La magnitud de la Marcha del Pueblo provocó un auténtico alboroto en el ambiente politico dominicano. Los adversarios de la Fuerza del Pueblo, incapaces de digerir la fuerza social y cívica de una movilización que rompió todos los pronósticos, recurrieron al llanto fácil y a acusaciones sin fundamento, intentando etiquetarla como un acto electoral anticipado. Pero lo verdaderamente preocupante no es el ruido predecible de quienes se sintieron desbordados por esa energía ciudadana; es la reacción del órgano que debería ser garante del equilibrio democrático.
La intimación emitida por la Junta Central Electoral no solo sorprende: contradice de frente el espíritu constitucional que rige las libertades públicas en la República Dominicana. El artículo 48 de la Constitución consagra el derecho a reunirse pacíficamente sin permiso previo; el artículo 49 protege la libertad de expresión en todas sus manifestaciones; y el artículo 68 impone al Estado la obligación de garantizar estos derechos, no de reinterpretarlos caprichosamente para asfixiar la protesta. Las marchas, concentraciones y movilizaciones pacíficas forman parte del patrimonio democrático del país: son derechos, no concesiones.

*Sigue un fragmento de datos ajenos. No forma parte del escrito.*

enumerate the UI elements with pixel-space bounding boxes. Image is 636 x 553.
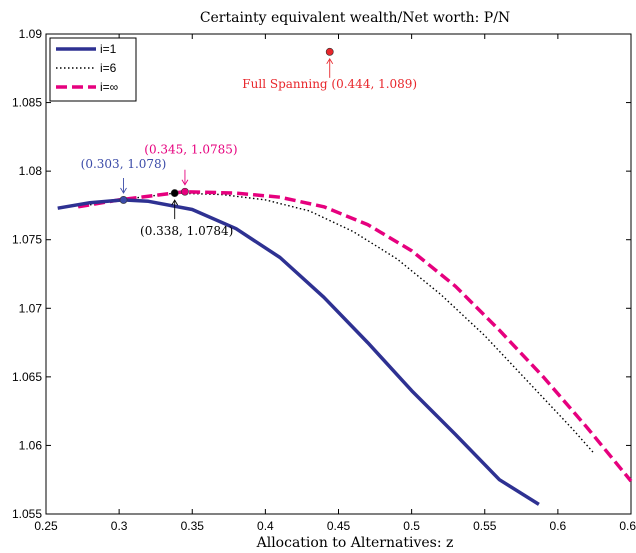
x-tick-label: 0.25 [34,519,58,533]
y-tick-label: 1.065 [12,370,42,384]
axis-ticks: 0.25 0.3 0.35 0.4 0.45 0.5 0.55 0.6 0.65 1.055 1.0… [12,27,636,533]
plot-frame [45,33,632,515]
x-tick-label: 0.35 [181,519,205,533]
series-layer [57,189,633,506]
y-tick-label: 1.09 [19,27,43,41]
y-tick-label: 1.08 [19,164,43,178]
point-label: (0.303, 1.078) [81,157,167,171]
x-tick-label: 0.4 [257,519,274,533]
point-marker [181,187,189,196]
point-label: (0.338, 1.0784) [140,224,233,238]
arrowhead-icon [181,179,189,186]
x-tick-label: 0.5 [403,519,420,533]
arrowhead-icon [120,187,127,194]
point-marker [170,189,179,197]
x-tick-label: 0.55 [473,519,497,533]
y-tick-label: 1.085 [12,96,42,110]
legend: i=1 i=6 i=∞ [49,37,137,102]
point-label: Full Spanning (0.444, 1.089) [242,77,417,91]
point-marker [119,196,128,204]
chart-title: Certainty equivalent wealth/Net worth: P… [200,10,510,26]
point-label: (0.345, 1.0785) [144,143,237,157]
x-tick-label: 0.45 [327,519,351,533]
x-tick-label: 0.6 [550,519,567,533]
y-tick-label: 1.055 [12,507,42,521]
y-tick-label: 1.06 [19,438,43,452]
point-marker [325,47,334,56]
series-line-2 [77,189,633,483]
x-tick-label: 0.3 [111,519,128,533]
y-tick-label: 1.075 [12,233,42,247]
legend-label-1: i=6 [100,61,117,75]
series-line-0 [57,198,540,506]
x-axis-label: Allocation to Alternatives: z [256,535,454,551]
arrowhead-icon [171,199,179,206]
x-tick-label: 0.65 [619,519,636,533]
y-tick-label: 1.07 [19,301,43,315]
legend-label-2: i=∞ [100,80,118,94]
legend-label-0: i=1 [100,42,117,56]
annotation-layer: Full Spanning (0.444, 1.089) (0.303, 1.07… [81,47,417,238]
arrowhead-icon [326,57,334,65]
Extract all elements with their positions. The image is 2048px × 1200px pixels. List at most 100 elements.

Además, pretender —como insinúa la JCE— que la Marcha del Pueblo constituye propaganda electoral anticipada es una distorsión jurídica insostenible. El artículo 162 de la Ley 20-23 define la campaña anticipada exclusivamente como la captación explícita del voto. Nada de eso ocurrió en la marcha. Reclamar la indexación salarial, protestar por los apagones, denunciar el alto costo de la vida y otros asuntos que perjudican al pueblo no es pedir el voto: es ejercer ciudadanía. Y el artículo 25 de la Ley 33-18 lo reafirma: los partidos pueden participar en actividades públicas y expresar posiciones políticas fuera del período de campaña siempre que no exista solicitud expresa de voto. Así de claro.
La marcha del domingo fue un acto de civismo extraordinario: masiva, organizada, creativa, pacífica, artística y profundamente social. Desde los elementos teatrales hasta los recursos culturales que acompañaron el recorrido, todo evidenció una ciudadanía viva, consciente y responsable. Que un órgano electoral responda a eso con advertencias de sanción no solo es jurídicamente débil, sino políticamente grave. La JCE corre el riesgo de erosionar su propio carácter arbitral, proyectando un mensaje de intimidación impropio del Estado social y democrático de derecho que proclama el artículo 7 de la Constitución.
Y es aquí donde entra la verdad cruda de los hechos.
La marcha del pueblo desató un caos en el gallinero oficialista. Los enemigos de la Fuerza del Pueblo no han parado de llorar, inventar relatos y retorcer la realidad para minimizar una movilización que les pasó por encima como un río crecido. Que el Gobierno patalee es normal; lo que no es normal —ni aceptable— es que la JCE se preste para ese juego.
La intimación de la JCE es un acto político disfrazado de advertencia legal. Es un intento burdo de intimidar a un partido que acaba de demostrar que la calle sigue siendo del pueblo y no del poder. La Constitución es contundente: protestar es un derecho, no un privilegio. Por eso resulta ofensivo que se trate de criminalizar una marcha social, cultural y pacífica con el pretexto de una supuesta campaña anticipada.
El país lo sabe: reclamar derechos sociales no es proselitismo, y defender el bolsillo del pueblo no es pedir el voto. Confundir eso es un error jurídico monumental o, peor aún, una maniobra política encubierta. Y cuando un órgano electoral empieza a perseguir marchas pacíficas, el país se acerca a un peligroso terreno donde la democracia se convierte en decorado y el miedo en método.
La movilización del domingo fue legítima, masiva, organizada y ejemplar. Lo que parece político —y profundamente preocupante— es la reacción de quienes no toleran una ciudadanía activa. La calle habló. Y la JCE, en lugar de celebrar la vitalidad democrática, respondió con un amago de censura.
Por eso, hoy más que nunca, conviene recordar lo esencial: Protestar no es delito. Reivindicar derechos no es campaña. Y la calle no pertenece ni al Gobierno ni a ninguna junta: LA CALLE PERTENECE AL PUEBLO.